Japan Geoscience Union Meeting 2018

Presentation information

[EJ] Oral

P (Space and Planetary Sciences) » P-PS Planetary Sciences

[P-PS05] Lunar science and exploration

Wed. May 23, 2018 10:45 AM - 12:15 PM A01 (Tokyo Bay Makuhari Hall)

convener:Hiroshi Nagaoka(Waseda Univ.), Tomokatsu Morota(Graduate School of Environmental Studies, Nagoya University), Masaki N (名古屋大学宇宙地球環境研究所, 共同), Masahiro KAYAMA(Department of Earth and Planetary Material Sciences, Faculty of Science, Tohoku University), Chairperson:Kayama Masahiro(東北大学), Yamada Ryuhei

12:00 PM - 12:15 PM

[PPS05-12] Radiation Doses on the Lunar Surface and in the Vertical Hole

*Hasebe Nobuyuki1, Hiroshi Nagaoka1, Masayuki Naito1, Tomonari Seki1, Junichi Haruyama2 (1.Waseda University, 2.ISAS/JAXA)

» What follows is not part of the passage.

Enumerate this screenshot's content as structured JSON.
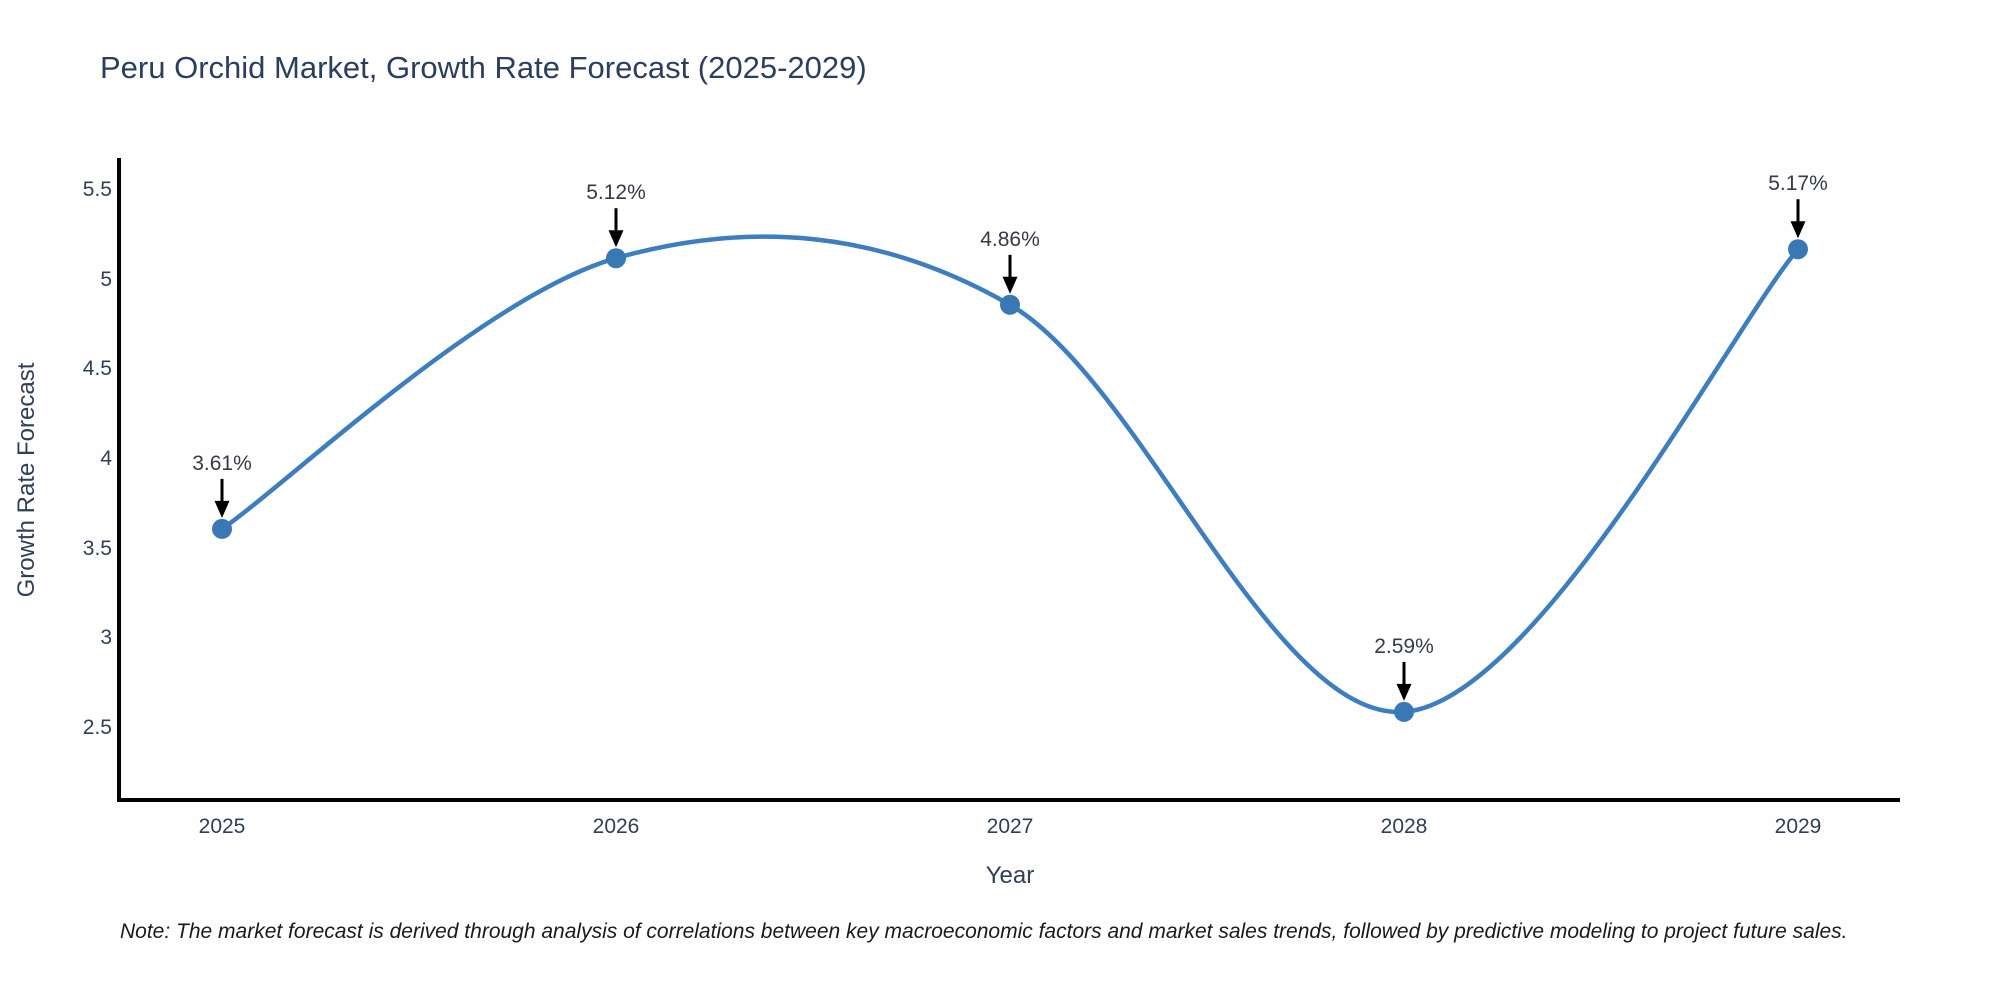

Keywords:Radiation environment of the Moon, Galactic Cosmic Ray, Solar Particle Event, Gamma-ray, Neutron, Heavy Charged Particle

The radiation environment on the Moon is quite different from that on the Earth’s surface in spite of the nearest celestial objects from the Earth. Since the Moon has an extremely thin atmosphere, it does not protect the lunar surface from Galactic Cosmic Rays (GCRs) and Solar Energetic Particles (SEPs). Moreover, the Moon has almost no magnetosphere which works as a barrier preventing for GCRs and SEPs. Therefore, the radiation on the Moon mainly consists of highly penetrative GCRs and SEPs. Then the surface of the Moon is directly bombarded with GCRs and SEPs.
The SELENE (KAGUYA) was launched as the forefront of the exploratory lunar missions after the Apollo and Luna missions, and then followed by vehicles of China, India and USA. Moreover, many new lunar missions including landing ones are planned by several countries within a coming few years. Future plans for a manned base on a long term human activity are now under consideration. Habitants at the base will have to stay for a long period under the hostile radiation environment. The study of the effects on humans is an important concern of lunar exploration. In this work, lunar radiation doses are calculated based on the effective dose and the ambient dose equivalent with simulation code, GEANT4 and PHITS. GCRs, SEPs, secondary neutrons and gamma rays on the surface and in the vertical hole are taken into account in the dose calculation.
1. GCR: The radiation dose due to GCRs on the surface was estimated. The annual ambient dose equivalent reaches ~570 mSv/yr during the intermediate period between the solar Max. and the Min. phases. The annual ambient dose equivalent due to Fe nuclei is ~130 mSv/yr, more than 20% of the total dose on the lunar surface. Moreover, the dose due to neutrons among the secondary particles reaches 50 mSv/yr, suggesting that the neutron dose must be considered from the viewpoint of the human activity.
2. SEP: While staying for a long period on the lunar surface, they may be exposed to such large SEPs, in which proton (>30 MeV) fluence sometimes reaches beyond 109 particles/cm2. Most SEPs do not seem to be life-threatening to habitants being protected with nominal shielding of ~10 g/cm2 of aluminum.However, unusually large SEPs may be hazardous to lunar habitants, though such events rarely occur. In this work some large SEPs are considered in order to estimate ambient dose equivalent on the lunar surface. The dose equivalents are estimated to be respectively as about 7.5 and 4.0 Sv for 1972.8 and 1989.10 events. In these cases, a thick shielding material must be mandatory through the event period.
3. Gamma-rays and neutrons: Using the data of gamma-rays and neutrons observed by Kaguya Gamma Ray Spectrometer (KGRS), the global map of ambient dose equivalent due to lunar neutrons are obtained for the first time. The neutron dose ranges from 61 to 81 mSv/yr on the lunar surface, depending on the lunar regions, which is 20 times or larger than that of the Earth surface.
4. Vertical Hole: A lava tube and rills in the Marius Hills region are discovered by one of authors (Haruyama). Lunar caverns are quite safe shelters for long-term manned activity; habitants can escape from impacts of numerous meteorites, constantly showering radiation, and widely changing temperature on the surface. Radiation doses of GCRs and their secondary particles in vertical hole are also estimated and compared for future lunar exploration with human. The Effective dose of 832 mSv/y due to GCRs at solar Min. at the top surface of vertical hole could be decreased to 92 mSy/y at the bottom of the hole. In the horizontal lave tube, the dose is much lower than that, which is roughly the same level to the that of Earth surface. Finally, lava tubes are the best places as for constructing sites. Vertical holes are possible entrances to the caverns. The discovery has opened a new era for humans to explore the Moon.